There is “credible evidence” Saudi Crown Prince Mohammed bin Salman and other senior Saudi officials are liable for the murder of journalist Jamal Khashoggi last October and should be investigated, a UN investigator has said.
In what The Guardian calls an “excoriating 100-page analysis” of Khashoggi’s murder in the Saudi consulate in Istanbul, Agnes Callamard, the UN’s special rapporteur on extrajudicial executions, called on other countries to invoke universal jurisdiction for an “international crime” and make arrests if warranted.
Senior Saudi officials have insisted the the 59-year-old’s murder was the result of a “rogue” operation and not carried out on the explicit orders of bin Salman.
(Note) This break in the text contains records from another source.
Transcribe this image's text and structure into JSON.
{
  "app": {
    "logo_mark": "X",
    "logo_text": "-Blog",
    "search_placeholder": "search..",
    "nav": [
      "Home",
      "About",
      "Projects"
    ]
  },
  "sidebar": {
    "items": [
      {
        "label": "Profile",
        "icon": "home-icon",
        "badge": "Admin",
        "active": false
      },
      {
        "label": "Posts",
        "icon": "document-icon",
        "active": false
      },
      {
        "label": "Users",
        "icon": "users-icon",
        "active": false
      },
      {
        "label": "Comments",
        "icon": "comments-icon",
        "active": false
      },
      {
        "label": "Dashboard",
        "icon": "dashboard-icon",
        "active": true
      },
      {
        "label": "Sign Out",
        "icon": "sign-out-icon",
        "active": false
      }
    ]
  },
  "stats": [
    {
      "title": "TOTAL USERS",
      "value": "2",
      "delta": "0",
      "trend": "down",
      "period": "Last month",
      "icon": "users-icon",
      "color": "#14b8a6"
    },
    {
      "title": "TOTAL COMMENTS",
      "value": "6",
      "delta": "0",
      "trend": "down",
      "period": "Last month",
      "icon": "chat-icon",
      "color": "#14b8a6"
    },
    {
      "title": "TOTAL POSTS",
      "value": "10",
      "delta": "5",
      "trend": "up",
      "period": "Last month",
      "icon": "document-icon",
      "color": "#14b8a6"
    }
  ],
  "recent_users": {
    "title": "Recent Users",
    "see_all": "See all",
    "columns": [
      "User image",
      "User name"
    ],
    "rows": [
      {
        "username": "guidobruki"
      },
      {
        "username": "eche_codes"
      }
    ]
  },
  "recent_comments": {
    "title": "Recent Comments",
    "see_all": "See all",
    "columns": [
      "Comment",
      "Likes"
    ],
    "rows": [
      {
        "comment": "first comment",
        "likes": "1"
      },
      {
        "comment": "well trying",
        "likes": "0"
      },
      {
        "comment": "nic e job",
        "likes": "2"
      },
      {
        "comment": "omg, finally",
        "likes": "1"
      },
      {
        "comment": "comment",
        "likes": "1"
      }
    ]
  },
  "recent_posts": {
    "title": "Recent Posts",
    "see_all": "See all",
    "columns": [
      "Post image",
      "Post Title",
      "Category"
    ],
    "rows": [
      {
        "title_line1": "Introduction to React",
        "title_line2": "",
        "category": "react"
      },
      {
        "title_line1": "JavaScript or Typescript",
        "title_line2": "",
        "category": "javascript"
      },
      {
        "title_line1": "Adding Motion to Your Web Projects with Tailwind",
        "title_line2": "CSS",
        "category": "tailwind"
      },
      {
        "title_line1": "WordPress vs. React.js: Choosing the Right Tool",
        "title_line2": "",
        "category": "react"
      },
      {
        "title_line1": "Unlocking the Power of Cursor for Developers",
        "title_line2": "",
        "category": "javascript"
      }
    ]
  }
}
Eleven people are currently on trial charged with the murder, five of whom are facing the death penalty, in the Gulf Kingdom.
Khashoggi’s killing “provoked widespread revulsion and tarnished the image of the Crown Prince, previously admired in the West for pushing deep changes including tax reform, infrastructure projects and allowing women to drive”, reports Reuters.
The CIA has concluded that bin Salman very likely ordered the murder himself, “based in part on the same understanding of his power over all actions taken by the Saudi security apparatus” which Callamard references, says CBS News. However, the special rapporteur stopped short of blaming him directly for the murder.
Instead, she determined that there was “credible evidence, warranting further investigation of high-level Saudi officials’ individual liability, including the crown prince’s”.
“From the perspective of international human rights law, state responsibility is not a question of, for example, which of the state officials ordered Mr Khashoggi’s death; whether one or more ordered a kidnapping that was botched and then became an accidental killing; or whether the officers acted on their own initiative or ultra vires [beyond their authority],” the report says.
Therefore it was “an extrajudicial killing for which the state of the Kingdom of Saudi Arabia is responsible”, she said.
The UN’s findings “will heap pressure on the kingdom, particularly Crown Prince Mohammed bin Salman, who has repeatedly been urged to explain what he knew about the murder of Khashoggi”, says the Guardian.
The BBC reports that the UN Security Council could now face pressure to “initiate a follow-up criminal investigation into the murder to build up strong files on each of the alleged perpetrators and identify mechanisms for formal accountability, such as a tribunal”.
The report says the crown price should also be “subject to the targeted sanctions already imposed by some UN member states, including the US, against other named individuals allegedly involved in the killing”, says the BBC.
These would focus on his personal assets abroad and would remain in place until he is cleared of any responsibility or involvement in the murder.
Hashem Ahelbarra, reporting for Al Jazeera from outside the Saudi consulate in Istanbul where Khashoggi was killed, said the report’s findings were likely to provide Turkey with “momentum” to put pressure on US President Donald Trump to “come out and take action against bin Salman”.
CNN says: “Khashoggi’s killing and the continued fallout from it has caused a diplomatic crisis for Riyadh, ruining Saudi Arabia’s already shaky international reputation and leading many allies to distance themselves from bin Salman.
“While US President Donald Trump has shied away from taking a hard line against bin Salman, wishing to retain Riyadh’s support in pressuring Iran and flow of money for arms sales, other American politicians have sought to punish the Saudis.”
However, any move by the UN to launch a direct investigation into bin Salman is still likely to face stiff opposition from the US. The Independent says Saudi Arabia’s de facto ruler remains “a key White House ally and a figure in the Trump administration’s maximum pressure campaign against Iran”.